Su prisionero la obedeció. Era alto, de hombros anchos. Lo palmeó en busca de su arma y la encontró en la funda que le colgaba del hombro. Se introdujo la pistola del hombre en el bolsillo de la chaqueta y lo empujó hacia delante. La gran habitación que se encontraba por delante se hallaba bien iluminada. Sidney no pudo escuchar ningún sonido procedente de aquel espacio, pero no creía que el silencio durara mucho tiempo. Pronto imaginarían cuál había sido su estratagema, si es que no lo habían hecho ya. Empujó al hombre para que se apartara de la luz y lo dirigió por un pasillo en penumbras.
Llegaron ante una puerta.
– Ábrela y entra -le dijo.
El hombre abrió la puerta y ella lo empujó hacia el interior. Con una mano, tanteó la pared, en busca del interruptor de la luz. Una vez encendidas las luces, cerró la puerta y miró el rostro del hombre.

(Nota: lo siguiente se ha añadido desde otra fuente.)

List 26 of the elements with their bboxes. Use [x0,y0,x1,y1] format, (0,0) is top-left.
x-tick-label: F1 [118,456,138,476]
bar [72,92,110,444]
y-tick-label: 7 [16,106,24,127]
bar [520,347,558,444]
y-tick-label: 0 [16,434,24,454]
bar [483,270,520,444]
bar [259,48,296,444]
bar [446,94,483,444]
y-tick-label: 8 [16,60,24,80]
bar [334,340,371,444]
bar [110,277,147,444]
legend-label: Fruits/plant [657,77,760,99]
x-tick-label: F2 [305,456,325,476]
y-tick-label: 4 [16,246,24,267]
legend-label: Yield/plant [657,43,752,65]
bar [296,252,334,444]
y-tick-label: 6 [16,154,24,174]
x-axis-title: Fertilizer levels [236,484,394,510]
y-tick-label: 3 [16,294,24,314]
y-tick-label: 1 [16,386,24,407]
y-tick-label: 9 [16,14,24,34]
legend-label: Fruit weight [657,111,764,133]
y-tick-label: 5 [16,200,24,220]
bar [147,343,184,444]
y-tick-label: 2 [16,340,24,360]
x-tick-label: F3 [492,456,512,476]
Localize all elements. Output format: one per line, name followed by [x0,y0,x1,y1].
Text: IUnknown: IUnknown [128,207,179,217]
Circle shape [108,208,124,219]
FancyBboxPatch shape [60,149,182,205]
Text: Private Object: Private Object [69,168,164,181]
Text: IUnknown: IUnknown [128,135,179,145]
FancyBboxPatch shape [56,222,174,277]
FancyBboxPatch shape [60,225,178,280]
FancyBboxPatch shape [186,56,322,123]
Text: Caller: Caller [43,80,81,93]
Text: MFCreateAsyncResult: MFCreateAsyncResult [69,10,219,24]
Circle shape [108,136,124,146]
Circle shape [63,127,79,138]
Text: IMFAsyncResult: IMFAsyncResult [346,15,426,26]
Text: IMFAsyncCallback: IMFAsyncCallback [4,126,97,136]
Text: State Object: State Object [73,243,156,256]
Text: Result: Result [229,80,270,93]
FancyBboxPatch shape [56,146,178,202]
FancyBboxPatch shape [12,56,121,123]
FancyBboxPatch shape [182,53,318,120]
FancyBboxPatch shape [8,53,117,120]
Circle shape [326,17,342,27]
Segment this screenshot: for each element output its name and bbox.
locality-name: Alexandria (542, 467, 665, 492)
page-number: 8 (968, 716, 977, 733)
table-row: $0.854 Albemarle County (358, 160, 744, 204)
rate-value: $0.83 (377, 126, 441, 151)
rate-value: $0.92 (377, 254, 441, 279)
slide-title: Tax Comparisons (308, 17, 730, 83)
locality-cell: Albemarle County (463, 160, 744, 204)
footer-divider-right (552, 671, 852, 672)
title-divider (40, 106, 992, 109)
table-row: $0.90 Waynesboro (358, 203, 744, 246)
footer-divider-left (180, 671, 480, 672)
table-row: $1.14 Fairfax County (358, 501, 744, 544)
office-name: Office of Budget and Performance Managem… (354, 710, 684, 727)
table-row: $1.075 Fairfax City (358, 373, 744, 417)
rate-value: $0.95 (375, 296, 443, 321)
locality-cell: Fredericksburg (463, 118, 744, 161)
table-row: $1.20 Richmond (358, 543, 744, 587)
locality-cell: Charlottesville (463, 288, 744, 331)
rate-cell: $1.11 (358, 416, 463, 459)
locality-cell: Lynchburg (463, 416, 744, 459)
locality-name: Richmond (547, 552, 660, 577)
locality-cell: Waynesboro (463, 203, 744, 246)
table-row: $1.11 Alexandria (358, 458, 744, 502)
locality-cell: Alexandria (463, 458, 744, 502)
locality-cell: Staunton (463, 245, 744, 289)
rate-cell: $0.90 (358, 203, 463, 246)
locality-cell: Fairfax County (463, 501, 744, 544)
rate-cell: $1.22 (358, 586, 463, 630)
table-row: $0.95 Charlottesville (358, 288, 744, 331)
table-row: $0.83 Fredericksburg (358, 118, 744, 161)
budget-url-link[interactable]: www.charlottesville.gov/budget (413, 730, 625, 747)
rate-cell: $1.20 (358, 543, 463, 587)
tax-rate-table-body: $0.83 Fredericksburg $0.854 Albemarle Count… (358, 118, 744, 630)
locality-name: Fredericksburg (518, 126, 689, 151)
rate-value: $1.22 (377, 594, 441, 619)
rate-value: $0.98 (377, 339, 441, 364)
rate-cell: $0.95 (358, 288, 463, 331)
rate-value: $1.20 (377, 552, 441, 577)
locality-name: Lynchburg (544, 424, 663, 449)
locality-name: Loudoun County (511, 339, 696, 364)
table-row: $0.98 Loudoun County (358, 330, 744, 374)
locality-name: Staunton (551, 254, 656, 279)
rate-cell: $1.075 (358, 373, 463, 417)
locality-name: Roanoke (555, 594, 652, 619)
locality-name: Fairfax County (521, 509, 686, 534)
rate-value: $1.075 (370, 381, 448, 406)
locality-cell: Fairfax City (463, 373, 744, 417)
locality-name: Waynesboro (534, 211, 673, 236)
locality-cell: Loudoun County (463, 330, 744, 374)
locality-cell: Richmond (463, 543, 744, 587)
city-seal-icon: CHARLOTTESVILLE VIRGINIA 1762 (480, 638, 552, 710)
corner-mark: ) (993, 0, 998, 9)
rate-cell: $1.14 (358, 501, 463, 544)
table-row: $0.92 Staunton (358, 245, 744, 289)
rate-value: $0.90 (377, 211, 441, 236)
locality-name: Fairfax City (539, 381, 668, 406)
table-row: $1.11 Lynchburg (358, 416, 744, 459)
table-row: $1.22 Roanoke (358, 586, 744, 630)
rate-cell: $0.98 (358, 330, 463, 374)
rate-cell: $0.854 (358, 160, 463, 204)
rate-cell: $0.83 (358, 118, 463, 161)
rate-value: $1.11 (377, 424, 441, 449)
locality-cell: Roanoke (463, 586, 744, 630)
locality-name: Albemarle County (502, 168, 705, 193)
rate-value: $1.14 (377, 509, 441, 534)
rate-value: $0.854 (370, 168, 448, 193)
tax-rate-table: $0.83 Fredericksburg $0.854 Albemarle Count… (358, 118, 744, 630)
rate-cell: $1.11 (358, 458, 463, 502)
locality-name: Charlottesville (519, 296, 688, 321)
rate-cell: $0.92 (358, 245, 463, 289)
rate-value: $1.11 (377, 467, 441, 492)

Richard Lucas le devolvió fijamente la mirada.
– No pareces sorprendida -le dijo Lucas, con voz serena e inexpresiva.
– Digamos que ya nada me sorprende -replicó Sidney-. Siéntate -le ordenó con un movimiento del arma, indicándole una silla de respaldo recto-. ¿Dónde están los otros?
– Aquí, allá, por todas partes -contestó Lucas con un encogimiento de hombros-. Hay muchos, Sidney.
– ¿Dónde está mi hija? ¿Y mi madre? -Lucas guardó silencio. Sidney sujetó el arma con las dos manos y le apuntó directamente al pecho-. No quiero tonterías contigo. ¿Dónde están?
– Cuando era agente de la CIA fui capturado y torturado por la KGB durante dos meses, antes de que pudiera escapar. En ningún momento les dije nada, y no voy a decírtelo a ti tampoco -contestó Lucas con serenidad-. Y si piensas utilizarme para cambiarme por tu hija, olvídalo. Así que ya puedes ir apretando ese gatillo si quieres, Sidney.
El dedo de Sidney tembló sobre el gatillo y ella y Lucas entablaron un forcejeo de miradas. Finalmente, ella lanzó un juramento por lo bajo y bajó el arma. Una sonrisa se extendió sobre los labios de Lucas.
Ella pensó con rapidez. «Muy bien, hijo de puta.»
– ¿De qué color es el sombrero que llevaba Amy? ¿De colores llamativos? Si la tenéis, deberías saberlo.
La sonrisa desapareció de los labios de Lucas. Hizo una pausa y finalmente contestó:
– Es algo así como beige.
– Buena respuesta. Algo neutral, que puede aplicarse a muchos colores diferentes. -Hizo una pausa y una enorme oleada de alivio se extendió sobre ella-. Sólo que Amy no llevaba ningún sombrero.